Oireachtas Joint and Select Committees

Wednesday, 14 December 2016

Joint Oireachtas Committee on Health

General Scheme of the Health Information and Patient Safety Bill: Discussion

1:30 pm

Ms Helen Dixon:

In regard to consultation between the Department of Health and the Data Protection Commissioner, I think Mr. Muiris O'Connor referenced earlier that it had in fact taken place some years prior to the publication of the Bill. In fact, that was the case, the consultation took placer a number of years ago. It was prior to the general data protection regulation being enacted and I think it was also prior to some of the clarifications that have come out in the Court of Justice of the European Union in recent years that have underlined both the importance of and the independence of data protection authorities and precisely how that independence has to play out. That is the position in respect of consultation. It took place some years prior.

In regard to recent engagement, post the publication of the Bill, we immediately set about engaging with the Department of Health and pointing out the concerns we have had in regard to the role prescribed for the data protection authority which, as the Vice Chairman said, conflicts with our views on the requirements for independence of the authority under EU law. As the Department of Health outlined earlier, the Department is committed now to listening to those cancers. They have acknowledge why we have raised those concerns.

On the question of whether there can be a resolution, Mr. Muiris O'Connor referenced a resolution, I think there can be a resolution to what is required under the Bill, which is that health research can take place with an appropriate legal basis and with the appropriate safeguards. What he may have been referencing and what we referenced in our written statement to the committee is that the general data protection regulation is now opening up new legal bases for the conduct of health research as a subset of scientific research. In our written statement, we referenced Article 9 of the general Data Protection Regulation, which sets out the conditions under which member state law could prescribe health research to be conducted in the absence of consent of individuals. The resolution to the issue is the conduct of appropriate health research in the public interest with appropriate legal bases underpinning it.

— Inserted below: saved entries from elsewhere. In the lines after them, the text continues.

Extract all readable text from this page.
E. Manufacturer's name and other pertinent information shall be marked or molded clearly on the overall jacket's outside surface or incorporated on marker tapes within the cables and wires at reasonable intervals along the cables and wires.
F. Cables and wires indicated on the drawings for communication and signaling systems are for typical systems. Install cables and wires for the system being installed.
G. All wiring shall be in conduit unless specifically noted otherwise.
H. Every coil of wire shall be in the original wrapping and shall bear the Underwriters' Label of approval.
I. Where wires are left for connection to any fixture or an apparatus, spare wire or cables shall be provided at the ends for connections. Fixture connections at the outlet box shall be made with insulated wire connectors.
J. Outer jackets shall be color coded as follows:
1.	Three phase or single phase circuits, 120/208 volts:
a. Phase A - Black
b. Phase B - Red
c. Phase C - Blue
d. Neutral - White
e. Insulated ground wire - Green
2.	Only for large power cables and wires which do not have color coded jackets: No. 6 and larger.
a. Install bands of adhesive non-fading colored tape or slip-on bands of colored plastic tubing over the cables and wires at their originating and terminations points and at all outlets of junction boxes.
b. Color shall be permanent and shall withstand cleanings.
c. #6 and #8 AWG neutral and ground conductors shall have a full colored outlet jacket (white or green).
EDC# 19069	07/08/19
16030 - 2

In regard to the issue the Vice Chairman raised as to whether there was another agency that could substitute in place of the Data Protection Commissioner, that goes to the point of how this issue could be resolved. Either in certain instances, alternate legal bases could be used in respect of the conduct of health research that does not require consent or if consent remains the bases upon which the Department of Health views research as relying upon, in that case potentially the health research ethics committees, who are in any case examining all of the provisions in relation to any health research project could take on the role of examining whether the requirement for consent is met or not.